Monday, September 28, 2015

Recompile

When a procedure is compiled for the first time or recompiled, the procedure’s query plan is optimized for the current state of the database and its objects. If a database undergoes significant changes to its data or structure, recompiling a procedure updates and optimizes the procedure’s query plan for those changes. Automatic recompiling occurs whenever SQL Server is restarted. It also occurs if an underlying table referenced by the procedure has undergone physical design changes.
Another reason to force a procedure to recompile is to counteract the "parameter sniffing" behavior of procedure compilation. When SQL Server executes procedures, any parameter values that are used by the procedure when it compiles are included as part of generating the query plan. If these values represent the typical ones with which the procedure is subsequently called, then the procedure benefits from the query plan every time that it compiles and executes. If parameter values on the procedure are frequently atypical, forcing a recompile of the procedure and a new plan based on different parameter values can improve performance.
SQL Server features statement-level recompilation of procedures. When SQL Server recompiles stored procedures, only the statement that caused the recompilation is compiled, instead of the complete procedure. If certain queries in a procedure regularly use atypical or temporary values, procedure performance can be improved by using the RECOMPILE query hint inside those queries. If you have nested stored procedures, the recompile hint only applies to code in the outermost procedure. You can still get parameter sniffing on any calls to sub-procedures within the stored procedure itself.

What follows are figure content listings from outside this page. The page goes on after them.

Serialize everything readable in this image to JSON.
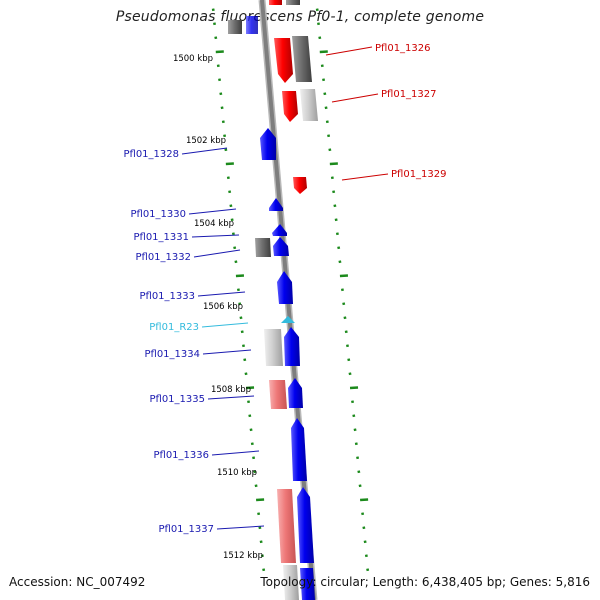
{
  "title": "Pseudomonas fluorescens Pf0-1, complete genome",
  "accession": "Accession: NC_007492",
  "summary": "Topology: circular; Length: 6,438,405 bp; Genes: 5,816",
  "colors": {
    "backbone": "#8a8a8a",
    "tick": "#1c8a1c",
    "scale_label": "#000000",
    "blue_label": "#1a1ab0",
    "red_label": "#cc0000",
    "cyan_label": "#33bbdd"
  },
  "scale_labels": [
    "1500 kbp",
    "1502 kbp",
    "1504 kbp",
    "1506 kbp",
    "1508 kbp",
    "1510 kbp",
    "1512 kbp"
  ],
  "gene_labels": [
    {
      "text": "Pfl01_1326",
      "color": "red"
    },
    {
      "text": "Pfl01_1327",
      "color": "red"
    },
    {
      "text": "Pfl01_1328",
      "color": "blue"
    },
    {
      "text": "Pfl01_1329",
      "color": "red"
    },
    {
      "text": "Pfl01_1330",
      "color": "blue"
    },
    {
      "text": "Pfl01_1331",
      "color": "blue"
    },
    {
      "text": "Pfl01_1332",
      "color": "blue"
    },
    {
      "text": "Pfl01_1333",
      "color": "blue"
    },
    {
      "text": "Pfl01_R23",
      "color": "cyan"
    },
    {
      "text": "Pfl01_1334",
      "color": "blue"
    },
    {
      "text": "Pfl01_1335",
      "color": "blue"
    },
    {
      "text": "Pfl01_1336",
      "color": "blue"
    },
    {
      "text": "Pfl01_1337",
      "color": "blue"
    }
  ]
}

Using RECOMPILE in the stored procedure header is pretty drastic — the procedure won’t cache an execution plan when it runs. This means:
  • No execution plans in cache to review
  • No execution stats recorded in sys.dm_exec_query_stats
  • No execution stats recorded in sys.dm_exec_procedure_stats

There are a few ways to ensure recompilation of a stored procedure:
  • using WITH RECOMPILE,
  • making the stored procedure dynamic (think exec())
  • Marking the proc for recompile with sp_recompile.
  • changing the schema that a cached query plan relies upon
  • calling DBCC FREEPROCCACHE
  • At the query level an individual statement within a proc can be recompiled with the RECOMPILE query hint (SQL 2008).

Factors in Recompilation
Besides the hard-factors listed above, what causes stored procedure recompilation? Well, lots of things. Some of these are interwoven with the list above, but I want to re-present them b/c it might not be obvious.
  • Inserting or deleting lots of data (data density in indexes & tables often controls query plans)
  • Rebuilding indexes (a change to underlying objects)
  • Creating/dropping temp tables (again, underlying DML changes).
  • query plan ages out (think not used recently and sql want's to clean up memory use)

The SP:Recompile event identifies the reason for the recompilation with an integer code in the EventSubClass column.